After reading a lot of blogs, doing a lot of thinking. I have been trying to figure out, why did I get married?
The beginning of the answer is that's what a good Mormon boy would do. It's what my parents wanted for me, my bishops, all the wards and stake activities I went to told me I needed to do. All the priesthood leaders I talked to. The church tells us that marriage shouldn't be a therapeutic step, but that if attractions can be overcome then marriage is possible. Ok.
So I knew at 17 I was gay. That’s another story. When I turned 18, I went to my first evergreen conference with my Dad. (telling my parents, another story). I heard the testimonials that "change is possible." And men talk about how they went from having sex in bathrooms and getting excommunicated to meeting wonderful women and getting married. They talked about being open with their spouses and everything working out great. The wedding night, they were terrified of, but it was easier than they thought. Sounded like I didn’t wanna be gay. I got some books and went on my way.
Then I went to Byu-Idaho, and got set into missionary mindset. I found a friend to talk about my struggles. I thought, you know, if I work hard, if I dedicate my life to God, maybe he'll bless me with that miracle of a family. This is all I want in the world, to have a family of my own. I took a "The family: A proclamation to the world" class (I was the only guy)and was indoctrinated of the importance of protecting the family and how the family was under attack. I went on a mission, told my president "I struggle with SSA" and he told me God would help me and that someday I would stand up to those people who "have it all wrong”. Most important, someday I would have a family.
I came home from my mission and went to BYU. I taught at the MTC. I was an executive secretary in my student ward. I start dating a girl(I met at an evergreen conference, that’s a whole nother interesting story).

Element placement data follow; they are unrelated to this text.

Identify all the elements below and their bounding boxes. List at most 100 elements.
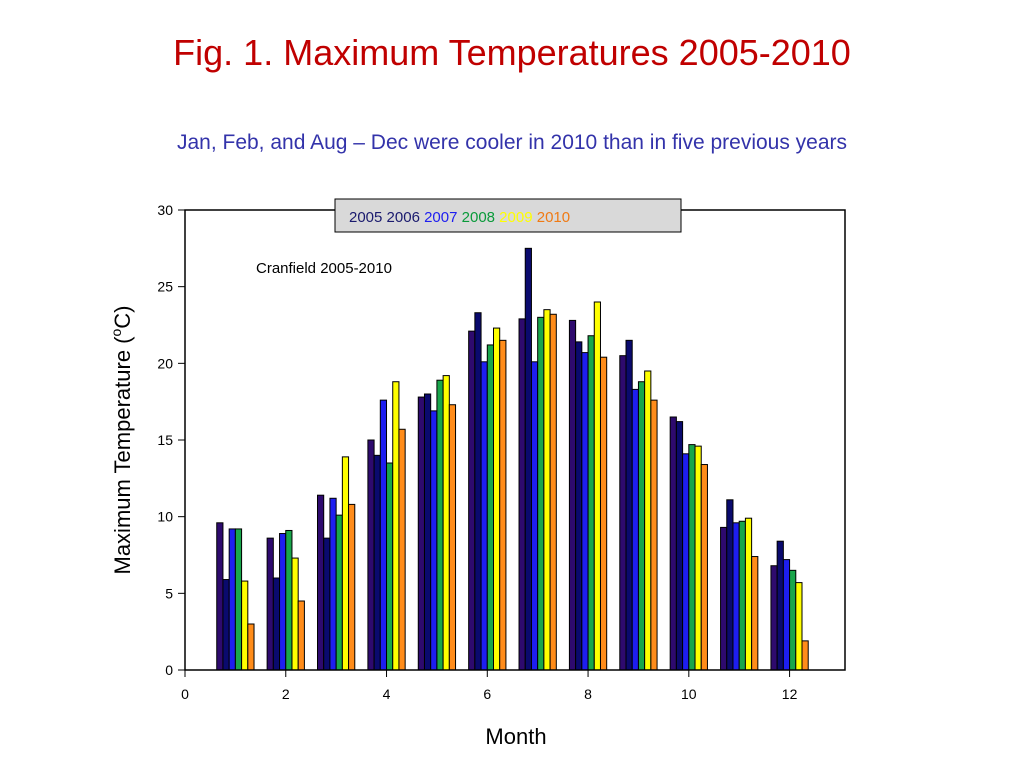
y-tick-label: 5: [165, 585, 173, 601]
bar-2005-month-8: [568, 319, 577, 671]
bar-2009-month-7: [543, 309, 551, 671]
legend-entry-2007: 2007: [420, 209, 458, 226]
bar-2010-month-1: [247, 623, 255, 671]
legend-entries: 2005 2006 2007 2008 2009 2010: [349, 209, 570, 226]
x-axis-title: Month: [485, 724, 546, 749]
bar-2010-month-9: [650, 399, 658, 671]
legend-entry-2010: 2010: [533, 209, 571, 226]
bar-2009-month-5: [442, 375, 450, 671]
bar-2010-month-4: [398, 428, 406, 671]
bar-2009-month-11: [744, 517, 753, 671]
legend-entry-2005: 2005: [349, 209, 382, 226]
bar-2010-month-10: [700, 464, 708, 671]
bar-2009-month-2: [291, 557, 299, 671]
bar-2009-month-4: [392, 381, 400, 671]
x-tick-label: 8: [584, 686, 592, 702]
legend-entry-2008: 2008: [457, 209, 495, 226]
bar-2009-month-1: [241, 580, 249, 671]
bar-2006-month-9: [625, 339, 633, 671]
bar-2005-month-1: [216, 522, 224, 671]
bar-2007-month-11: [732, 522, 740, 671]
bar-2009-month-10: [694, 445, 702, 671]
y-tick-label: 25: [157, 279, 173, 295]
bar-2005-month-12: [770, 565, 778, 671]
bar-2010-month-11: [751, 556, 759, 671]
y-tick-label: 30: [157, 202, 173, 218]
x-tick-label: 12: [782, 686, 798, 702]
y-axis-title-superscript: o: [108, 329, 124, 337]
x-tick-label: 10: [681, 686, 697, 702]
bar-2005-month-2: [266, 537, 274, 671]
bar-2007-month-9: [631, 388, 639, 671]
bar-2007-month-10: [682, 453, 690, 671]
bar-2009-month-12: [795, 582, 803, 671]
x-tick-label: 2: [282, 686, 290, 702]
y-axis-title: Maximum Temperature (oC): [108, 305, 135, 574]
bar-2009-month-6: [493, 327, 501, 671]
bar-2008-month-3: [335, 514, 343, 671]
bar-2007-month-3: [329, 497, 337, 671]
bar-2005-month-11: [720, 526, 728, 671]
bar-2008-month-5: [436, 379, 444, 671]
figure-title: Fig. 1. Maximum Temperatures 2005-2010: [173, 32, 851, 73]
y-axis-title-prefix: Maximum Temperature (: [110, 336, 135, 575]
bar-2008-month-4: [386, 462, 394, 671]
bar-2010-month-8: [599, 356, 608, 671]
bar-2007-month-7: [530, 361, 539, 671]
bar-2007-month-2: [279, 533, 287, 671]
bar-2008-month-9: [637, 381, 646, 671]
bar-2008-month-11: [738, 520, 746, 671]
bar-2005-month-7: [518, 318, 526, 671]
bar-2010-month-7: [549, 313, 557, 671]
bar-2009-month-9: [644, 370, 652, 671]
x-tick-label: 4: [383, 686, 391, 702]
bar-2008-month-12: [789, 569, 797, 671]
bar-2005-month-6: [468, 330, 476, 671]
bar-2007-month-6: [480, 361, 488, 671]
legend: 2005 2006 2007 2008 2009 2010: [334, 198, 682, 233]
bar-group: [216, 247, 809, 671]
bar-2010-month-5: [448, 404, 457, 671]
bar-2006-month-10: [675, 421, 684, 671]
bar-2008-month-6: [486, 344, 495, 671]
bar-2006-month-7: [524, 247, 532, 671]
bar-2009-month-8: [593, 301, 601, 671]
bar-2005-month-9: [619, 355, 627, 671]
legend-entry-2006: 2006: [382, 209, 420, 226]
y-axis-title-suffix: C): [110, 305, 135, 328]
bar-2005-month-4: [367, 439, 375, 671]
bar-2006-month-3: [323, 537, 331, 671]
bar-2006-month-2: [272, 577, 281, 671]
bar-2010-month-3: [348, 503, 356, 671]
bar-2010-month-12: [801, 640, 809, 671]
legend-box: [334, 198, 682, 233]
bar-2010-month-2: [297, 600, 305, 671]
bar-2005-month-10: [669, 416, 677, 671]
bar-2008-month-7: [537, 316, 545, 671]
bar-2006-month-11: [726, 499, 734, 671]
bar-2006-month-12: [776, 540, 784, 671]
bar-2008-month-1: [234, 528, 243, 671]
y-tick-label: 20: [157, 355, 173, 371]
chart-annotation: Cranfield 2005-2010: [256, 260, 392, 277]
bar-2005-month-3: [317, 494, 325, 671]
bar-2007-month-8: [581, 352, 589, 671]
y-tick-label: 10: [157, 509, 173, 525]
bar-2007-month-12: [782, 559, 791, 671]
x-tick-label: 0: [181, 686, 189, 702]
bar-2006-month-4: [373, 454, 381, 671]
bar-2008-month-10: [688, 444, 696, 671]
bar-2006-month-5: [423, 393, 432, 671]
y-tick-label: 15: [157, 432, 173, 448]
x-tick-label: 6: [483, 686, 491, 702]
bar-2006-month-6: [474, 312, 482, 671]
bar-2007-month-1: [228, 528, 236, 671]
bar-2009-month-3: [341, 456, 350, 671]
bar-2007-month-4: [379, 399, 388, 671]
figure-subtitle: Jan, Feb, and Aug – Dec were cooler in 2…: [176, 131, 848, 154]
bar-2006-month-1: [222, 579, 230, 671]
bar-2005-month-5: [417, 396, 425, 671]
axis-ticks: 0 2 4 6 8 10 12 0 5 10 15 20 25 30: [157, 202, 797, 702]
y-tick-label: 0: [165, 662, 173, 678]
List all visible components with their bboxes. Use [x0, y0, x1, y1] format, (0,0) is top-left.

We break up but stay friends.
I was the good little Mormon boy. Somewhere in this process I believed, I believed that maybe I had changed. I don't know exactly why I thought this. It wasn't as if I was spontaneously attracted to women, but I would say I was getting good at ignoring my attraction to men, repressing it and moving on. And one day I thought. Here it is! I have this under control. I’ve “overcome” this. I should get married!